ACLU and NYCLU Release Government Records on "Ideological Exclusion" Policy
NEW YORK -- The American Civil Liberties Union and the New York Civil
Liberties Union today released new documents that indicate the government is
broadly interpreting and using a controversial Patriot Act power known as the
"ideological exclusion" provision to block people from entering the country. The
ACLU is concerned that the provision is increasingly being used to target
foreign scholars and others whose politics the government disfavors.
"The
American public suffers when our government abuses anti-terrorism laws to shut
out voices and ideas that it doesn’t want us to hear," said ACLU attorney
Melissa Goodman. "America has a rich tradition of robust academic debate. The
government dishonors that tradition when it censors ideas at the border."
The
ACLU and NYCLU obtained the documents through a Freedom of Information Act
(FOIA) lawsuit filed in coordination with PEN American Center and the American
Association of University Professors (AAUP). Although the documents are heavily
redacted, the records suggest that the government used the ideological exclusion
provision to exclude from the country, among others, an Italian woman residing
in Colombia, a mother and daughter residing in Canada, a businessman from
Venezuela, and a woman from Costa Rica. The names of the individuals have been
redacted.
The ideological exclusion provision permits the government to
exclude anyone from the country who, in the government’s view, "endorses or
espouses" terrorism or "persuades others" to support terrorism. While the
provision is nominally directed at terrorism, the government appears to be using
the provision to censor and manipulate debate, said the ACLU.
Other
documents released through the FOIA confirm that the Departments of State and
Homeland Security are interpreting the law broadly.

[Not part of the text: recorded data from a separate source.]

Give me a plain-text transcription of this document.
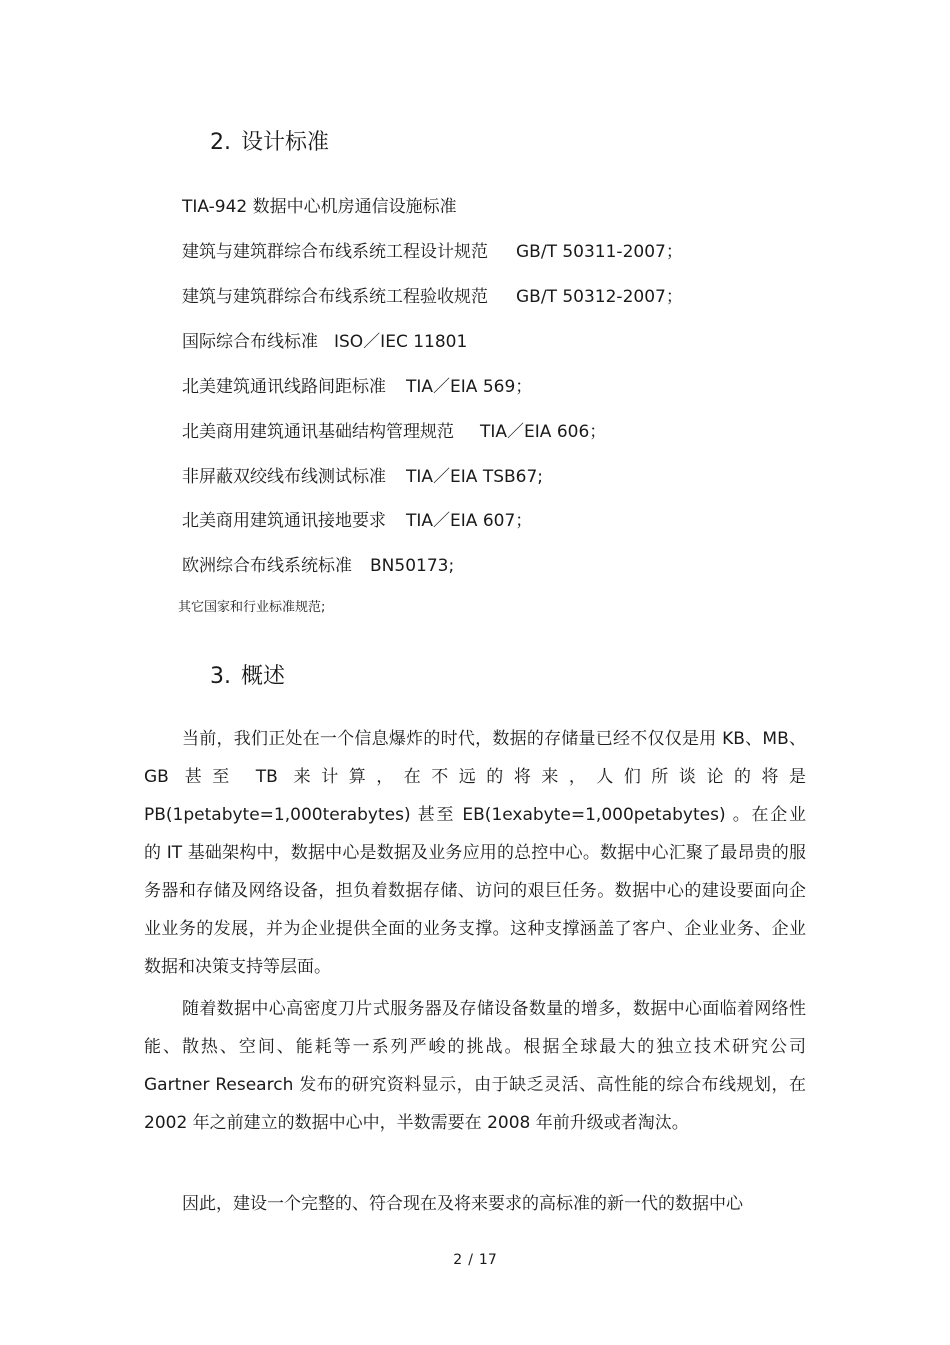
2. 设计标准
TIA-942 数据中心机房通信设施标准
建筑与建筑群综合布线系统工程设计规范 GB∕T 50311-2007；
建筑与建筑群综合布线系统工程验收规范 GB∕T 50312-2007；
国际综合布线标准 ISO／IEC 11801
北美建筑通讯线路间距标准 TIA／EIA 569；
北美商用建筑通讯基础结构管理规范 TIA／EIA 606；
非屏蔽双绞线布线测试标准 TIA／EIA TSB67;
北美商用建筑通讯接地要求 TIA／EIA 607；
欧洲综合布线系统标准 BN50173;
其它国家和行业标准规范;
3. 概述

当前，我们正处在一个信息爆炸的时代，数据的存储量已经不仅仅是用 KB、MB、GB 甚至 TB 来计算，在不远的将来，人们所谈论的将是 PB(1petabyte=1,000terabytes) 甚至 EB(1exabyte=1,000petabytes) 。在企业的 IT 基础架构中，数据中心是数据及业务应用的总控中心。数据中心汇聚了最昂贵的服务器和存储及网络设备，担负着数据存储、访问的艰巨任务。数据中心的建设要面向企业业务的发展，并为企业提供全面的业务支撑。这种支撑涵盖了客户、企业业务、企业数据和决策支持等层面。

随着数据中心高密度刀片式服务器及存储设备数量的增多，数据中心面临着网络性能、散热、空间、能耗等一系列严峻的挑战。根据全球最大的独立技术研究公司 Gartner Research 发布的研究资料显示，由于缺乏灵活、高性能的综合布线规划，在 2002 年之前建立的数据中心中，半数需要在 2008 年前升级或者淘汰。

因此，建设一个完整的、符合现在及将来要求的高标准的新一代的数据中心

2 / 17
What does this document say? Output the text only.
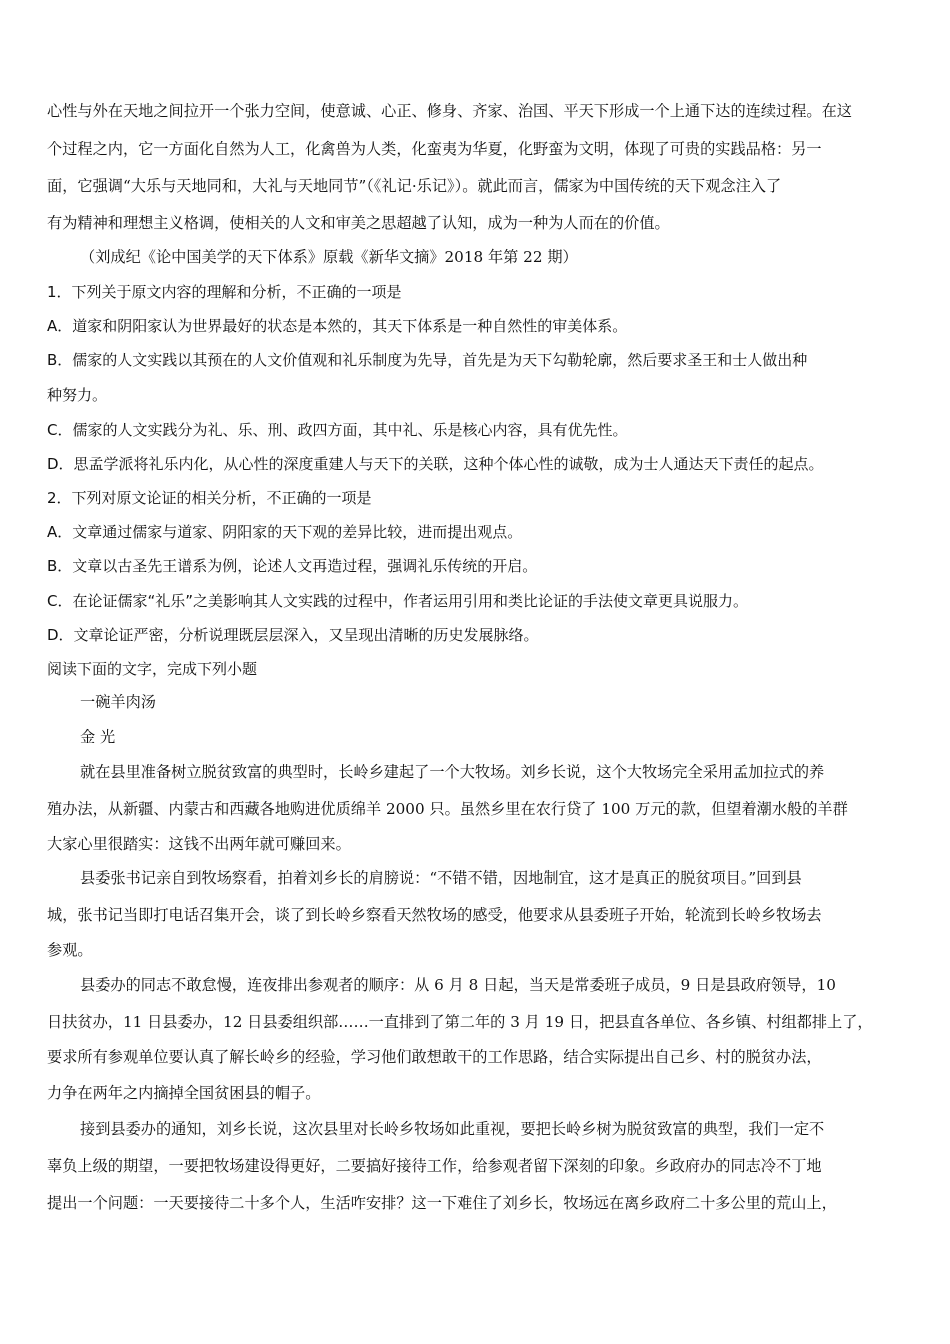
心性与外在天地之间拉开一个张力空间，使意诚、心正、修身、齐家、治国、平天下形成一个上通下达的连续过程。在这
个过程之内，它一方面化自然为人工，化禽兽为人类，化蛮夷为华夏，化野蛮为文明，体现了可贵的实践品格：另一
面，它强调“大乐与天地同和，大礼与天地同节”（《礼记·乐记》）。就此而言，儒家为中国传统的天下观念注入了
有为精神和理想主义格调，使相关的人文和审美之思超越了认知，成为一种为人而在的价值。
（刘成纪《论中国美学的天下体系》原载《新华文摘》2018 年第 22 期）
1．下列关于原文内容的理解和分析，不正确的一项是
A．道家和阴阳家认为世界最好的状态是本然的，其天下体系是一种自然性的审美体系。
B．儒家的人文实践以其预在的人文价值观和礼乐制度为先导，首先是为天下勾勒轮廓，然后要求圣王和士人做出种
种努力。
C．儒家的人文实践分为礼、乐、刑、政四方面，其中礼、乐是核心内容，具有优先性。
D．思孟学派将礼乐内化，从心性的深度重建人与天下的关联，这种个体心性的诚敬，成为士人通达天下责任的起点。
2．下列对原文论证的相关分析，不正确的一项是
A．文章通过儒家与道家、阴阳家的天下观的差异比较，进而提出观点。
B．文章以古圣先王谱系为例，论述人文再造过程，强调礼乐传统的开启。
C．在论证儒家“礼乐”之美影响其人文实践的过程中，作者运用引用和类比论证的手法使文章更具说服力。
D．文章论证严密，分析说理既层层深入，又呈现出清晰的历史发展脉络。
阅读下面的文字，完成下列小题
一碗羊肉汤
金 光
就在县里准备树立脱贫致富的典型时，长岭乡建起了一个大牧场。刘乡长说，这个大牧场完全采用孟加拉式的养
殖办法，从新疆、内蒙古和西藏各地购进优质绵羊 2000 只。虽然乡里在农行贷了 100 万元的款，但望着潮水般的羊群
大家心里很踏实：这钱不出两年就可赚回来。
县委张书记亲自到牧场察看，拍着刘乡长的肩膀说：“不错不错，因地制宜，这才是真正的脱贫项目。”回到县
城，张书记当即打电话召集开会，谈了到长岭乡察看天然牧场的感受，他要求从县委班子开始，轮流到长岭乡牧场去
参观。
县委办的同志不敢怠慢，连夜排出参观者的顺序：从 6 月 8 日起，当天是常委班子成员，9 日是县政府领导，10
日扶贫办，11 日县委办，12 日县委组织部……一直排到了第二年的 3 月 19 日，把县直各单位、各乡镇、村组都排上了，
要求所有参观单位要认真了解长岭乡的经验，学习他们敢想敢干的工作思路，结合实际提出自己乡、村的脱贫办法，
力争在两年之内摘掉全国贫困县的帽子。
接到县委办的通知，刘乡长说，这次县里对长岭乡牧场如此重视，要把长岭乡树为脱贫致富的典型，我们一定不
辜负上级的期望，一要把牧场建设得更好，二要搞好接待工作，给参观者留下深刻的印象。乡政府办的同志冷不丁地
提出一个问题：一天要接待二十多个人，生活咋安排？这一下难住了刘乡长，牧场远在离乡政府二十多公里的荒山上，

One document states that the
law is directed at those who voice "irresponsible expressions of opinion."
Another states, somewhat bizarrely, that an individual can be excluded under the
provision even if he or she endorsed terrorism unintentionally.
"It is
wholly inappropriate for immigration officials to keep out people whose politics
they don’t like," said Donna Lieberman, NYCLU Executive Director. "Barring the
doors is not the way a democracy deals with its critics."
Little is known
about the specific incidents included in the new documents, but the ACLU pointed
to several recent cases of high-profile individuals who have been excluded from
the United States for what appear to be ideologically motivated reasons,
including:
A lawsuit challenging the provision is currently pending in U.S. District
Court for the Southern District of New York. That lawsuit was filed by the ACLU,
NYCLU, AAUP, PEN and the American Academy of Religion, and charges that the
provision is being used to prevent United States citizens and residents from
hearing speech that is protected by the First Amendment. The groups filed the
lawsuit after Professor Tariq Ramadan was barred from entering the United
States, where he was offered a teaching position at the University of Notre
Dame. Although the government has since backed away from its claim that
Professor Ramadan is inadmissible under the Patriot Act provision, on June 23,
Judge Paul A. Crotty ruled that the government must act on Ramadan’s pending
visa application, and that it cannot bar non-citizens from the United States
simply because it disagrees with their political views.
"Ideological misuse
of the immigration laws has significant effects on the freedom of academic and
political debate inside the United States," said Jameel Jaffer, Deputy Director
of the ACLU’s National Security Program, who argued before Judge Crotty. "As the
court recognized, the government cannot use the immigration laws as a means of
silencing its critics and denying Americans the opportunity to hear dissenting
voices."
The Patriot Act’s ideological exclusion provision echoes laws that
were used in the 1960s, 70s, and 80s to bar those who were associated with the
Communist Party. Those laws were used to bar, among many other prominent
individuals, the writers Graham Greene, Gabriel Garcia Marquez, Dario Fo, and
Pablo Neruda, and former Canadian Prime Minister Pierre Trudeau.
Attorneys in
the FOIA case are Goodman and Jaffer of the ACLU; Arthur N. Eisenberg of the
NYCLU; and New York immigration lawyer Claudia Slovinsky.
The documents
released today are online at www.aclu.org/exclusion.